Depeche Mode, grido d'allarme in Spirit

© ANSA/EPA
 © ANSA

Dave Gahan era stato chiaro, nell'unica intervista concessa sul disco: "è un lavoro sull'umanità ...
    dobbiamo occuparci di quanto succede ma sembra che stiamo andando in un'altra direzione". Spirit, il nuovo album che segna il ritorno dei Depeche Mode dopo quattro anni di silenzio discografico che uscirà in tutto il mondo il 17 marzo, è un grido di allarme e al tempo stesso una diretta assunzione di responsabilità collettiva per un'umanità che sta andando fuori controllo, spinta da leader sbagliati.

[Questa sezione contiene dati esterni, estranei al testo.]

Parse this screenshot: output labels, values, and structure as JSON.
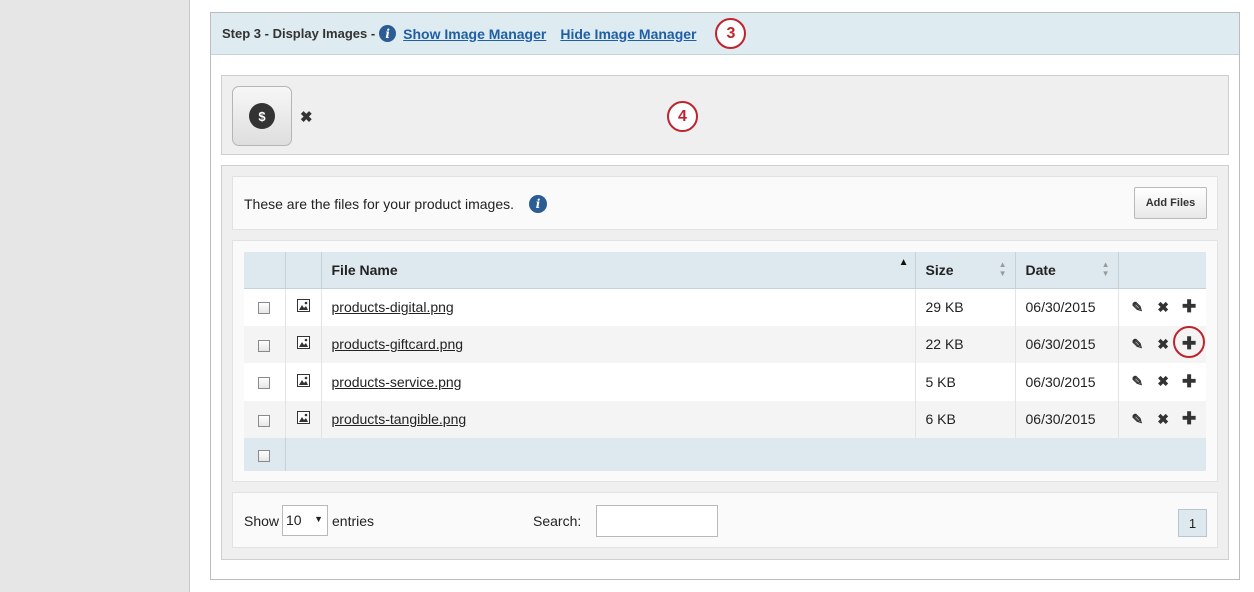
{
  "header": {
    "step_title": "Step 3 - Display Images -",
    "show_link": "Show Image Manager",
    "hide_link": "Hide Image Manager",
    "callout": "3"
  },
  "thumbnails": {
    "dollar_symbol": "$",
    "remove_symbol": "✖",
    "callout": "4"
  },
  "files": {
    "description": "These are the files for your product images.",
    "add_files_label": "Add Files",
    "columns": {
      "file_name": "File Name",
      "size": "Size",
      "date": "Date"
    },
    "rows": [
      {
        "name": "products-digital.png",
        "size": "29 KB",
        "date": "06/30/2015"
      },
      {
        "name": "products-giftcard.png",
        "size": "22 KB",
        "date": "06/30/2015"
      },
      {
        "name": "products-service.png",
        "size": "5 KB",
        "date": "06/30/2015"
      },
      {
        "name": "products-tangible.png",
        "size": "6 KB",
        "date": "06/30/2015"
      }
    ]
  },
  "pagination": {
    "show_label": "Show",
    "entries_value": "10",
    "entries_label": "entries",
    "search_label": "Search:",
    "search_value": "",
    "current_page": "1"
  },
  "colors": {
    "link": "#1f5fa8",
    "callout": "#c0232c",
    "header_bg": "#deebf0"
  }
}
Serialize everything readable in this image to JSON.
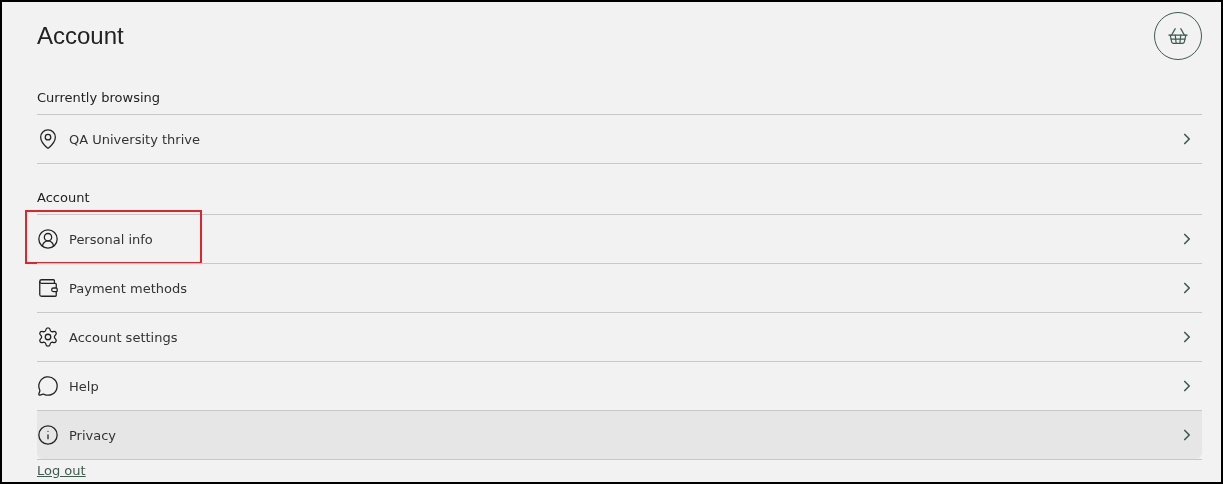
{
  "page": {
    "title": "Account"
  },
  "sections": [
    {
      "heading": "Currently browsing",
      "items": [
        {
          "label": "QA University thrive",
          "highlighted": false,
          "hovered": false
        }
      ]
    },
    {
      "heading": "Account",
      "items": [
        {
          "label": "Personal info",
          "highlighted": true,
          "hovered": false
        },
        {
          "label": "Payment methods",
          "highlighted": false,
          "hovered": false
        },
        {
          "label": "Account settings",
          "highlighted": false,
          "hovered": false
        },
        {
          "label": "Help",
          "highlighted": false,
          "hovered": false
        },
        {
          "label": "Privacy",
          "highlighted": false,
          "hovered": true
        }
      ]
    }
  ],
  "logout": "Log out"
}
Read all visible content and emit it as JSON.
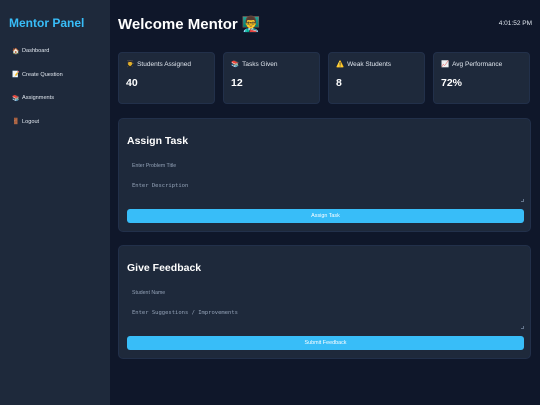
{
  "sidebar": {
    "brand": "Mentor Panel",
    "items": [
      {
        "icon": "🏠",
        "label": "Dashboard"
      },
      {
        "icon": "📝",
        "label": "Create Question"
      },
      {
        "icon": "📚",
        "label": "Assignments"
      },
      {
        "icon": "🚪",
        "label": "Logout"
      }
    ]
  },
  "header": {
    "title": "Welcome Mentor 👨‍🏫",
    "clock": "4:01:52 PM"
  },
  "stats": [
    {
      "icon": "👨‍🎓",
      "label": "Students Assigned",
      "value": "40"
    },
    {
      "icon": "📚",
      "label": "Tasks Given",
      "value": "12"
    },
    {
      "icon": "⚠️",
      "label": "Weak Students",
      "value": "8"
    },
    {
      "icon": "📈",
      "label": "Avg Performance",
      "value": "72%"
    }
  ],
  "assign": {
    "title": "Assign Task",
    "title_placeholder": "Enter Problem Title",
    "desc_placeholder": "Enter Description",
    "button": "Assign Task"
  },
  "feedback": {
    "title": "Give Feedback",
    "name_placeholder": "Student Name",
    "text_placeholder": "Enter Suggestions / Improvements",
    "button": "Submit Feedback"
  },
  "colors": {
    "accent": "#38bdf8",
    "background": "#0f172a",
    "card": "#1e293b"
  }
}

Come ha raccontato Gahan, il primo titolo scelto era Maelstrom, poi scartato perché troppo vicino al mondo heavy metal. Per questo potente statement i Depeche Mode hanno scelto di affidarsi alla produzione di James Ford dei Simian Mobile Disco, che ha già lavorato con Florence & The Machine e gli Arctic Monkeys, interrompendo così la collaborazione con Ben Hiller, che ha lavorato con i Depeche Mode per 10 anni e che è stato anche un produttore molto discusso.